A graduate of the China University of Political Science and Law, one of the country's top law schools, Peng was the only one of his 1997 batch who chose to work in the corporate sector.
"People were surprised at my decision," he said. Back then, a law graduate would typically go on to serve in the government or become a lawyer.
As luck would have it, within four years, Peng went on to become one of the five key people participating in the initial public offering of Chinese infotech company Unisplendour Corp.
At the State-owned company, he transitioned from the legal side to business operations, and was appointed deputy president at the ripe old age of 29.
In 2007, realizing that there is a huge market for training entrepreneurs in China, he started his own business, eventually founding Peakview Capital in 2014 with the goal of helping entrepreneurs to invest their money smartly and wisely.
"It wasn't always smooth. At the worst time, our disposable money slumped from 30 million yuan ($4.2 million) to only 500,000 yuan," he said.
"But what doesn't kill you makes you stronger. It motivated me to think about the future, but in a more cautious way."
Four years later, Peakview Capital invested 12 billion yuan in leading venture capital and private equity funds, including Hillhouse Capital Group, Sequoia Capital and Matrix-Partners China.
"Being an investor, especially for an FOF (fund of funds) investor, you need to have professional-grade judgment. You are expected to find, select and invest in the most promising projects," he said.
It is not uncommon that an investor tends to evaluate a project even when others are not optimistic about it, Peng said.
"We invest only in top funds or companies that have the innovative ability and capacity of developing sustainably over the long term," he said.
This eye for innovation informs the company's investments in overseas markets. It now has a wide presence across the globe, including the United States and Israel, two of the world's major highlands for innovation.
In 2014, the Beijing-based company invested in a fund from Jerusalem, Israel, which marked its first step toward going global. So far, it has invested nearly $100 million in Israeli funds.
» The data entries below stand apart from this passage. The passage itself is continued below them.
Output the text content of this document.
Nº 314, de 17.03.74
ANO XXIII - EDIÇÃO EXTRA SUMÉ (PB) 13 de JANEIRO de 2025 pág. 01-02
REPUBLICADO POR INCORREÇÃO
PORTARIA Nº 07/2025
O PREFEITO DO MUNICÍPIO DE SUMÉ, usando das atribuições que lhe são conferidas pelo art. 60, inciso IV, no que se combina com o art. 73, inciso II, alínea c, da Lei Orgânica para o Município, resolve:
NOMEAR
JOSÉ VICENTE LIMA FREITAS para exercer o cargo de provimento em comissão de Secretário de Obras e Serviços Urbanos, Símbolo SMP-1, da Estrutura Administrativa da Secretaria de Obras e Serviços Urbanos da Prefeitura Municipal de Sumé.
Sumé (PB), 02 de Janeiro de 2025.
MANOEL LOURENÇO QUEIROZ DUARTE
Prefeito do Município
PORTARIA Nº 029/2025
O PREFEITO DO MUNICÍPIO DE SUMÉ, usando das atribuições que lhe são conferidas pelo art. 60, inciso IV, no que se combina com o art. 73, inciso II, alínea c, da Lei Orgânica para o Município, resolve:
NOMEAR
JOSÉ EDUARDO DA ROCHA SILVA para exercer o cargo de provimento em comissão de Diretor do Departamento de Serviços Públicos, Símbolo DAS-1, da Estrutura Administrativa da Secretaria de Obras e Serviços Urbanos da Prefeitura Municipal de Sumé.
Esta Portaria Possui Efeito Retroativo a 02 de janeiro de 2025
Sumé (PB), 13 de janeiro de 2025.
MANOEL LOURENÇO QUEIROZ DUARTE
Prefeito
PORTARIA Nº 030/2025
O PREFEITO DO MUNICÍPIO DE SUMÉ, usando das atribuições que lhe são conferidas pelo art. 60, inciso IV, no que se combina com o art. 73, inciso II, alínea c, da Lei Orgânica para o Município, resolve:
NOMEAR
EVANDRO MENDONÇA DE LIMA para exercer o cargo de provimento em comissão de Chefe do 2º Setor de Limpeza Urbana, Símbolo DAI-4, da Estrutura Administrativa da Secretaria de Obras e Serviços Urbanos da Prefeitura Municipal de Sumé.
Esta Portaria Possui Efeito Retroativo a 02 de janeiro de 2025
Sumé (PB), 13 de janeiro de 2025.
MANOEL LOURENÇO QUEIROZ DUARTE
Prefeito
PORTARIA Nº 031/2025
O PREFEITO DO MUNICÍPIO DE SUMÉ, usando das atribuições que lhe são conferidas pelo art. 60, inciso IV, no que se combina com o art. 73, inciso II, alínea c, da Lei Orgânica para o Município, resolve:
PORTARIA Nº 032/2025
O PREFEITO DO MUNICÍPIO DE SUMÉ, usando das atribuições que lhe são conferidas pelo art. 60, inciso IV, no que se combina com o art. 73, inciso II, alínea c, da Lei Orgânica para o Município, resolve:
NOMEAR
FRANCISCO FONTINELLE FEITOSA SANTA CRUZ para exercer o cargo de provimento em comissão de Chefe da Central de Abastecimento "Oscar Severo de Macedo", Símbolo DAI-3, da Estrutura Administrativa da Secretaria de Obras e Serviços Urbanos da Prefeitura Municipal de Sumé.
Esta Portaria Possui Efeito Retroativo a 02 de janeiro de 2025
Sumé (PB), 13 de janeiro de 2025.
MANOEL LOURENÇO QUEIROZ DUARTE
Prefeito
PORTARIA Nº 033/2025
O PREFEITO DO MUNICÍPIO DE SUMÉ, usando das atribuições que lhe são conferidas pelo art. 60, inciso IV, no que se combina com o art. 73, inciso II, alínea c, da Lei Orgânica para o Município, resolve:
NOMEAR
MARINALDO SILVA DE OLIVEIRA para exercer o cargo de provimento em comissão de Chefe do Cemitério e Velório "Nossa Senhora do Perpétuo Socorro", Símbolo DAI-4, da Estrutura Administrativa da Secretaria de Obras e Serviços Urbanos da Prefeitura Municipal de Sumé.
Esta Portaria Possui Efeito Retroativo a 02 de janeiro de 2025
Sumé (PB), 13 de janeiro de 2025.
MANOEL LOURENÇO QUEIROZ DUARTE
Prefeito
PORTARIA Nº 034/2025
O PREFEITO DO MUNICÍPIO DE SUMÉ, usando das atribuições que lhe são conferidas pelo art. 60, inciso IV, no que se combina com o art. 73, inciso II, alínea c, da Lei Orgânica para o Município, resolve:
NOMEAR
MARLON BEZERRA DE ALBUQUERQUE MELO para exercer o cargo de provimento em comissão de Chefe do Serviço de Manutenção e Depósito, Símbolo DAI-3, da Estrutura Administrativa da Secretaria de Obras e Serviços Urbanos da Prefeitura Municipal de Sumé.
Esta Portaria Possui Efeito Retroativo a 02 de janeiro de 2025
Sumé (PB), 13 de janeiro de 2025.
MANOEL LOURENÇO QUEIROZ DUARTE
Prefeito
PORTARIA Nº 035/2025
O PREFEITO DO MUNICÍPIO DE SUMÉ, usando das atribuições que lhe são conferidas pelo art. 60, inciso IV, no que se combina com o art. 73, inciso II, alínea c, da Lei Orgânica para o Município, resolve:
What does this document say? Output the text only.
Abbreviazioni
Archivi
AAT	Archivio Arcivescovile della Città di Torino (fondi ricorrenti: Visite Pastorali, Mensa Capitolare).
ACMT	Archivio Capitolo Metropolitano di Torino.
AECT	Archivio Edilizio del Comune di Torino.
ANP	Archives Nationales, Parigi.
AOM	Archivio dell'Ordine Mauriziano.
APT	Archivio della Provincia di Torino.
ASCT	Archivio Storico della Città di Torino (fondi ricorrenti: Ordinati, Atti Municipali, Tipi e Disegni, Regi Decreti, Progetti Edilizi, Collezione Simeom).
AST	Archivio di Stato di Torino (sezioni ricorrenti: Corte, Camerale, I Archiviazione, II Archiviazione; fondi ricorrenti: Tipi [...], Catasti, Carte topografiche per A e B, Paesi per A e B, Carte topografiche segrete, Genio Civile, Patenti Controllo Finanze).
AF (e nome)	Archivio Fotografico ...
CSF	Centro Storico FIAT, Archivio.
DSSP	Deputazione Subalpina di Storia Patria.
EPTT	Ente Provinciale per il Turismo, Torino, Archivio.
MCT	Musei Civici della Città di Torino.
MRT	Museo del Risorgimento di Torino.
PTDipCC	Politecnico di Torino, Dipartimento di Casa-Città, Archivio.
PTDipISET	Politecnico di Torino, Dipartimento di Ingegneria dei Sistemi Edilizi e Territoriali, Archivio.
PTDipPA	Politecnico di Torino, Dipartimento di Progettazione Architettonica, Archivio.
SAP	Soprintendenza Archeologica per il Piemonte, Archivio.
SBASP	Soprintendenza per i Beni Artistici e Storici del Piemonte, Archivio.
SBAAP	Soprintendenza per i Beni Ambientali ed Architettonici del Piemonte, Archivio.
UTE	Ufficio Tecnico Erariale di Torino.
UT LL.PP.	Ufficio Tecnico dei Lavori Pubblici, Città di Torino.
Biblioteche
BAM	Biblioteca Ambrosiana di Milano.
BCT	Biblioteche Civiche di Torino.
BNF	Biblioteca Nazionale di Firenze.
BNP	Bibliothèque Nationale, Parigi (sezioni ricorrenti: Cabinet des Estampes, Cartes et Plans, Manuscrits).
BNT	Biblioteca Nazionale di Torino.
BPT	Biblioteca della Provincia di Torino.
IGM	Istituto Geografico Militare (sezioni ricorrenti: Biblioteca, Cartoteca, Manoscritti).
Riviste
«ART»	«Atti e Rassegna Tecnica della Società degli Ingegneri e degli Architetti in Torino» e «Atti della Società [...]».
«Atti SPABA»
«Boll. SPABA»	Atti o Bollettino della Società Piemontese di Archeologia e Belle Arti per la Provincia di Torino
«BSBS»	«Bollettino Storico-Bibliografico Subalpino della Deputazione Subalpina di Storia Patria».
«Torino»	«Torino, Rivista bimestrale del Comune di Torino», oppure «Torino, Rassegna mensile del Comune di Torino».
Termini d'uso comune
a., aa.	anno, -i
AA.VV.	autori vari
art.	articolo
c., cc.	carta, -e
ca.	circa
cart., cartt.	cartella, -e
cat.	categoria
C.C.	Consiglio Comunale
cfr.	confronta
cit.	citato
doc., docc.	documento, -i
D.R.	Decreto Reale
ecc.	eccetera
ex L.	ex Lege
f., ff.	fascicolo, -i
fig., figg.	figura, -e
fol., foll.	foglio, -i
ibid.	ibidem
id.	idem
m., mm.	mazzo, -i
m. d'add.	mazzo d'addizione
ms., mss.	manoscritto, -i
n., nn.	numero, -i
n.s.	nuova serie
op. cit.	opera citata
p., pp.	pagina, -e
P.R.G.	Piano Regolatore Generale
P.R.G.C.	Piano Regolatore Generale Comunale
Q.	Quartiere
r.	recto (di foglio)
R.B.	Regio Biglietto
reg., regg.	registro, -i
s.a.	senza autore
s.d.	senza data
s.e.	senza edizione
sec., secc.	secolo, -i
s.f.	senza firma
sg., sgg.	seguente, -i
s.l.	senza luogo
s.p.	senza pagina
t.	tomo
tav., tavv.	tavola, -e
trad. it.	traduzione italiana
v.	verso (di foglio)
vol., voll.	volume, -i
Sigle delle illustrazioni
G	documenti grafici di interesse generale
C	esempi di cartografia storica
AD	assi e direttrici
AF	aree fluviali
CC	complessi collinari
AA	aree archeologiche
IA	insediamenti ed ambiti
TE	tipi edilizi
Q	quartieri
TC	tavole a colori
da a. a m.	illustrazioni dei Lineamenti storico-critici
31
"Compared with companies from other countries, Israeli companies are technology-driven and focus on hard tech. It is a perfect business model to combine such hard tech with our country's user-driven business," said Peng.
He further said Israeli companies are also good at connecting people and businesses worldwide, which will be a bridge for China to link with innovative networks globally.
This year, funding for new businesses may slow, according to some industry insiders. Even though the global capital flows seem to be experiencing a winter of sorts due to the current international situation, Peng said he is "optimistic" about the future of investments.
Total fundraising in the January-November period of last year was 1.15 trillion yuan in China, down almost 29 percent year-on-year, according to a latest report by Zero2IPO Research, a leading venture capital and private equity data provider.
"The so-called winter of capital won't last long as it is a normal phenomenon for the economy to go through cycles," he said.
"High-quality startups would not find it difficult to raise money. Instead, only inferior companies may suffer from such a trend."
Regarding future big trends, Peng said the industrial internet will be the company's next investment focus.